The arms-dealer thesis for robotics is usually argued with rhetoric. It is cleaner to argue it with the XBRL numbers in the filing, retrieved through EdgarBeast and anchored to the FY2026 10-K at sec.gov. Nvidia's reported full-year revenue runs $26.97B (FY2023), $60.92B (FY2024), $130.50B (FY2025), and $215.94B (FY2026).
Now put R&D beside it. Research-and-development expense over the same fiscal years was $7.34B, $8.68B, $12.91B, and $18.50B. Revenue grew roughly eightfold; R&D grew about two-and-a-half-fold. That divergence is the entire operating-leverage story — the company is funding a widening research front out of a far faster-growing top line.

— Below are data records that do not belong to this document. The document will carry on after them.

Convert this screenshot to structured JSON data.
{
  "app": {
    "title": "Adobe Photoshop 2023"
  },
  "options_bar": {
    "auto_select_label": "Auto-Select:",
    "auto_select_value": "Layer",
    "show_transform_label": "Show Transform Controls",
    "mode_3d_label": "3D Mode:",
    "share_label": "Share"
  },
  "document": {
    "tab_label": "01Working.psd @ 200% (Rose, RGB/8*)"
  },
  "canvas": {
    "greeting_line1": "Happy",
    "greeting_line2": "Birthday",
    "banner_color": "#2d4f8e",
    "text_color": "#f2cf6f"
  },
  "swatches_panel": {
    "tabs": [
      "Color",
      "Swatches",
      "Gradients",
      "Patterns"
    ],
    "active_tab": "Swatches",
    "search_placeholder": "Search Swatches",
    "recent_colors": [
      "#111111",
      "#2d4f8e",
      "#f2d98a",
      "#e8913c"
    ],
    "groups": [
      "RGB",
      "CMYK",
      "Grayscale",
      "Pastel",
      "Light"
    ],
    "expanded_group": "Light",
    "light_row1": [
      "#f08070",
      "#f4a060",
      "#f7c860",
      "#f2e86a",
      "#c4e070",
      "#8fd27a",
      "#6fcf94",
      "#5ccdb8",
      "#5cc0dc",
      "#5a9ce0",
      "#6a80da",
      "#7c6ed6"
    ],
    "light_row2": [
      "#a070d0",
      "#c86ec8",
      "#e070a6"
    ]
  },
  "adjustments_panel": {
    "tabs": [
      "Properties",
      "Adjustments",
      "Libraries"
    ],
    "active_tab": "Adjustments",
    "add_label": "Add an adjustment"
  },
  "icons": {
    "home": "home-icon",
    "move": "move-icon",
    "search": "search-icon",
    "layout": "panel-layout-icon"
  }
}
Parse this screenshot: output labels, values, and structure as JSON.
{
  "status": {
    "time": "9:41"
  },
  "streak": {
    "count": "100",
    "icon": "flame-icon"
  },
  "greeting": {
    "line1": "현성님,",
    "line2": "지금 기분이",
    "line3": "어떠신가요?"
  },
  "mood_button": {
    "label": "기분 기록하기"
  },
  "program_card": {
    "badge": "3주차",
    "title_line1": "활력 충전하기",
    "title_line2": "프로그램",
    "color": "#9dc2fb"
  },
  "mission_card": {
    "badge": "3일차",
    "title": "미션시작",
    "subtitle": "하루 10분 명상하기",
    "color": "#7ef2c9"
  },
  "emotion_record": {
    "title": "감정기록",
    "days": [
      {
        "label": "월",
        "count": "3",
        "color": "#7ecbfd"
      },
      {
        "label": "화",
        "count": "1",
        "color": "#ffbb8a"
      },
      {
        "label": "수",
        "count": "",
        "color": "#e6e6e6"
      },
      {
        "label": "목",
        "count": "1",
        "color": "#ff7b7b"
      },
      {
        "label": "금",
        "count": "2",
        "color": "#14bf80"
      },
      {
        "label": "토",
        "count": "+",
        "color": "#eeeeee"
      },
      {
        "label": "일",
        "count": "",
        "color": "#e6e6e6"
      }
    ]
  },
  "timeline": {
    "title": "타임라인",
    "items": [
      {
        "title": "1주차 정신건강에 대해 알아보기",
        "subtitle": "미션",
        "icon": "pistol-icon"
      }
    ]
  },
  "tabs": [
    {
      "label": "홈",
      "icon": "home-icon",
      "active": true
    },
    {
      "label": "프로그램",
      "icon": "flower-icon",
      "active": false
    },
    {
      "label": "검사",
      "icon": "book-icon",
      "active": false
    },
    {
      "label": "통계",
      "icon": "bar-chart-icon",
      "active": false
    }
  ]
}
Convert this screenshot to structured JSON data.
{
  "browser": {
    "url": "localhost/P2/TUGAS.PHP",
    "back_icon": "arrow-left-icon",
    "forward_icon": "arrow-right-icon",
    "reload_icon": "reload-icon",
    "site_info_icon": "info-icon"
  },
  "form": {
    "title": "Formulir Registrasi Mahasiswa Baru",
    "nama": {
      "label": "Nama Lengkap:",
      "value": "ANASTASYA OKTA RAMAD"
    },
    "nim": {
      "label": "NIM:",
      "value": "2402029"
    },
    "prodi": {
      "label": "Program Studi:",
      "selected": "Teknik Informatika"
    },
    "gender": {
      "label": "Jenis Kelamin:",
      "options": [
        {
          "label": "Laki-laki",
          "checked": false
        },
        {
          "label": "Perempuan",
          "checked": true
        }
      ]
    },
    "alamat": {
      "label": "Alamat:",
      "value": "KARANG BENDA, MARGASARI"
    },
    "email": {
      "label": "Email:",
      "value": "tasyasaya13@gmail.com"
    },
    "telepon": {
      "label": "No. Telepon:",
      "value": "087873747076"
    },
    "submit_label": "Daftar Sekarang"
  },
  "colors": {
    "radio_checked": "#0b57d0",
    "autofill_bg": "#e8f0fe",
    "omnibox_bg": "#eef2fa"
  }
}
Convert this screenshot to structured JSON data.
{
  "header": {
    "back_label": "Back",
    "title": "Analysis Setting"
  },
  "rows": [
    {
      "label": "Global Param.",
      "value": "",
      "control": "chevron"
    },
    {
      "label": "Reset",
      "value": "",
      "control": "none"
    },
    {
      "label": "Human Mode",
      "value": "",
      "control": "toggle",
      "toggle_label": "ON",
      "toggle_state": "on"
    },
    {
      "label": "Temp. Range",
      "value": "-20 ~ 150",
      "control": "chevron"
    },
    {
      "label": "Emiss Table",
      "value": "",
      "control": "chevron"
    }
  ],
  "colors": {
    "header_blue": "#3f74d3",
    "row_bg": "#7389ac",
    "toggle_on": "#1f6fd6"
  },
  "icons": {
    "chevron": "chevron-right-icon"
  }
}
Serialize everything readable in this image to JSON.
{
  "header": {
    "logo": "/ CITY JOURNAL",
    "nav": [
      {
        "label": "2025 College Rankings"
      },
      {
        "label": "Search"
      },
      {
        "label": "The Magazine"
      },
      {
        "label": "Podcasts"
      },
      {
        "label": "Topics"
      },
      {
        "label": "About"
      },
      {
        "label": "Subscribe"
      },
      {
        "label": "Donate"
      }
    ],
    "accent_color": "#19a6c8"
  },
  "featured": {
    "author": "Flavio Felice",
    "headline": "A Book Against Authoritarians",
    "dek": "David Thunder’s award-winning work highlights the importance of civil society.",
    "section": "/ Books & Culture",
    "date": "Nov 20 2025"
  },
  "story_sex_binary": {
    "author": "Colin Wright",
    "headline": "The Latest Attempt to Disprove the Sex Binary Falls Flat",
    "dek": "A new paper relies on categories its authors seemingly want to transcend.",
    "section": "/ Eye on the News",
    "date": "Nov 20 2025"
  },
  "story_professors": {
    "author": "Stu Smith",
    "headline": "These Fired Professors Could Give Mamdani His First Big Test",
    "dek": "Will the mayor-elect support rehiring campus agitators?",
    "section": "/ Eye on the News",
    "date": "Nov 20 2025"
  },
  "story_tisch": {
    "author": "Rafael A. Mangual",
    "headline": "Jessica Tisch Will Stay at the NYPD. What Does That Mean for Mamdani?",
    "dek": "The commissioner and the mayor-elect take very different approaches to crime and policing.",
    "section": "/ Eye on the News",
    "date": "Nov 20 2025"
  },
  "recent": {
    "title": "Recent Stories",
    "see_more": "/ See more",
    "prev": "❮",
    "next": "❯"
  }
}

Why this matters for robotics specifically: the compute platform underneath AI training, autonomous-vehicle stacks, and embedded robotics is largely shared R&D. The same architecture work that serves datacenter AI also feeds DRIVE for vehicles and Jetson for embedded robots. Nvidia does not have to fund three separate moonshots; it funds one compute platform and points it at three markets.
That is why a robotics startup cannot easily out-spend Nvidia on the underlying compute. An $18.5B annual R&D budget, sized against $216B of revenue, is a structural advantage no single-application robot company can match. The boring incumbent here is Nvidia's income statement, and it quietly out-resources the field it equips.
The falsifiable version of the thesis is simple: if Nvidia's robotics ambitions were a distraction, you would expect R&D to balloon faster than revenue as it chased a new market. The sec.gov XBRL shows the opposite — revenue is outrunning R&D, which means robotics is being funded off operating leverage, not at its expense. Numbers indexed by EdgarBeast.